Dia tetap berusaha memelukku untuk menenangkanku. "Aku siapa? Selama ini
untuk apa?"
"Maaf..."
--
Dua
minggu berlalu. Semua pesan, telfon dan email dari Rafa kuabaikan. Aku
membutuhkan banyak sekali waktu untuk bisa membuatku tenang. Trauma, aku masih
trauma dengan kejadian buruk yang menimpaku. Aku tidak pernah membayangkan
kalau aku akan mendapatkan cobaan sebesar ini. Hal ini benar-benar menguji
ketabahanku. Aku masih tidak bisa memaafkan Rafa. Setiap kali namanya muncul di
layar ponselku, aku ingin sekali menelan ponsel itu agar ia tak bisa lagi
mengusik hidupku yang sudah terlanjur hancur.
Air
mataku sudah mengering. Aku tidak mampu lagi untuk menangis. Bahkan ketika
akhirnya aku membaca salah satu pesannya, aku sama sekali tidak menangis.
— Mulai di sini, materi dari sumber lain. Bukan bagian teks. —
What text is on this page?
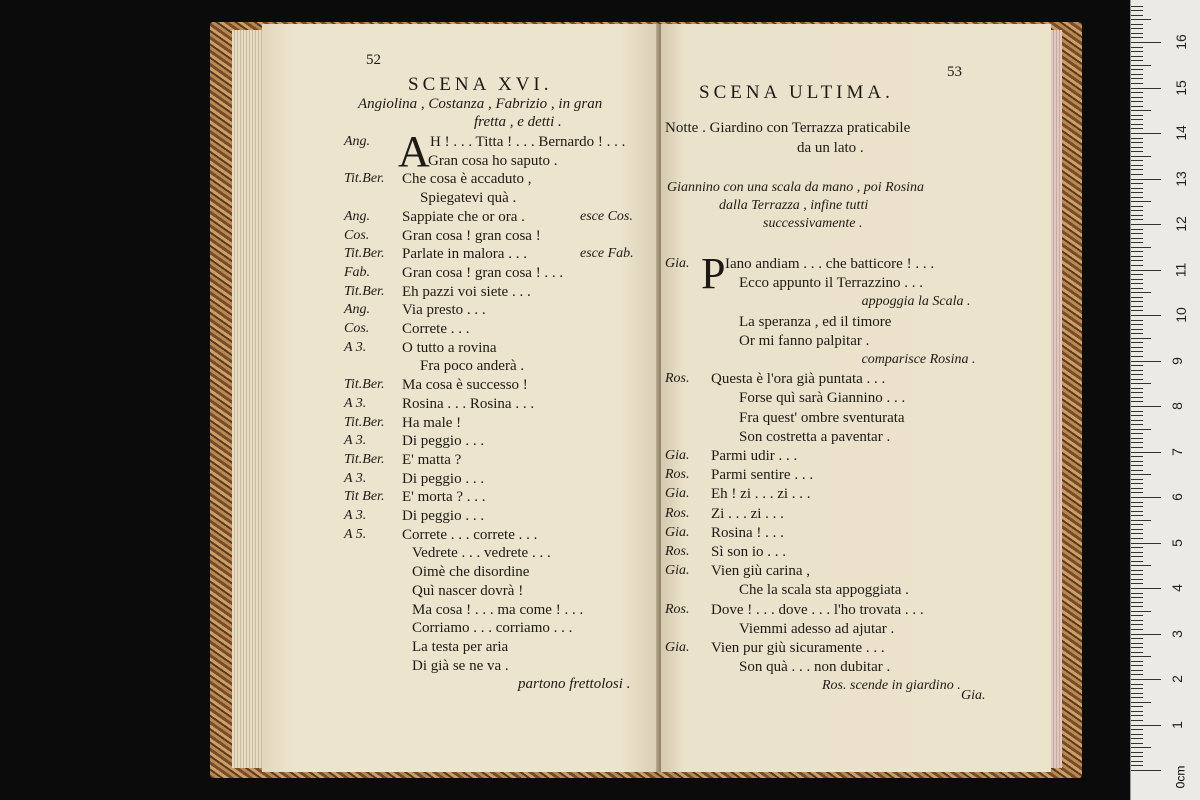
52
SCENA XVI.
Angiolina , Costanza , Fabrizio , in gran
fretta , e detti .
A
Ang.	H ! . . . Titta ! . . . Bernardo ! . . .
Gran cosa ho saputo .
Tit.Ber. Che cosa è accaduto ,
Spiegatevi quà .
Ang. Sappiate che or ora .	esce Cos.
Cos. Gran cosa ! gran cosa !
Tit.Ber. Parlate in malora . . .	esce Fab.
Fab. Gran cosa ! gran cosa ! . . .
Tit.Ber. Eh pazzi voi siete . . .
Ang. Via presto . . .
Cos. Correte . . .
A 3. O tutto a rovina
Fra poco anderà .
Tit.Ber. Ma cosa è successo !
A 3. Rosina . . . Rosina . . .
Tit.Ber. Ha male !
A 3. Di peggio . . .
Tit.Ber. E' matta ?
A 3. Di peggio . . .
Tit Ber. E' morta ? . . .
A 3. Di peggio . . .
A 5. Correte . . . correte . . .
Vedrete . . . vedrete . . .
Oimè che disordine
Quì nascer dovrà !
Ma cosa ! . . . ma come ! . . .
Corriamo . . . corriamo . . .
La testa per aria
Di già se ne va .
partono frettolosi .
53
SCENA ULTIMA.
Notte . Giardino con Terrazza praticabile
da un lato .
Giannino con una scala da mano , poi Rosina
dalla Terrazza , infine tutti
successivamente .
P
Gia. Iano andiam . . . che batticore ! . . .
Ecco appunto il Terrazzino . . .
appoggia la Scala .
La speranza , ed il timore
Or mi fanno palpitar .
comparisce Rosina .
Ros. Questa è l'ora già puntata . . .
Forse quì sarà Giannino . . .
Fra quest' ombre sventurata
Son costretta a paventar .
Gia. Parmi udir . . .
Ros. Parmi sentire . . .
Gia. Eh ! zi . . . zi . . .
Ros. Zi . . . zi . . .
Gia. Rosina ! . . .
Ros. Sì son io . . .
Gia. Vien giù carina ,
Che la scala sta appoggiata .
Ros. Dove ! . . . dove . . . l'ho trovata . . .
Viemmi adesso ad ajutar .
Gia. Vien pur giù sicuramente . . .
Son quà . . . non dubitar .
Ros. scende in giardino .
Gia.
0cm
1
2
3
4
5
6
7
8
9
10
11
12
13
14
15
16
Aku tahu aku salah, aku tahu. Sekarang aku sangat menyesal karena tidak bisa mengatakan
semua itu lebih awal. Semuanya sudah terlambat. Aku juga terluka melihat kamu terluka. Aku bukan pria
baik, aku bukan pemberani, dan aku adalah seorang pengecut. Maafkan aku, karena
telah menjadi egois.
Aku
harus berhenti memikirkan hal itu. Setelah kusia-siakan dua tahunku bersama
Rafa, aku harus melupakannya. Itu yang terbaik. Aku hanya bisa berharap kalau
Tuhan akan mengirimkan orang lain padaku. Pria baik dan apa adanya. Dan yang
terpenting adalah pria yang berani. Berani mengorbankan hidupnya untuk
melindungiku, berani mengambil resiko untuk menjaga hatiku yang kini menjadi
sangat rapuh ini dan berani untuk jujur
agar aku tidak terluka.
#END
._. what do you think?
ini sebenernya cerpen lama, maksudnya udah lama banget nangkring di Ms.Word hape saya, tapi baru sekarang kesampaian buat di publish.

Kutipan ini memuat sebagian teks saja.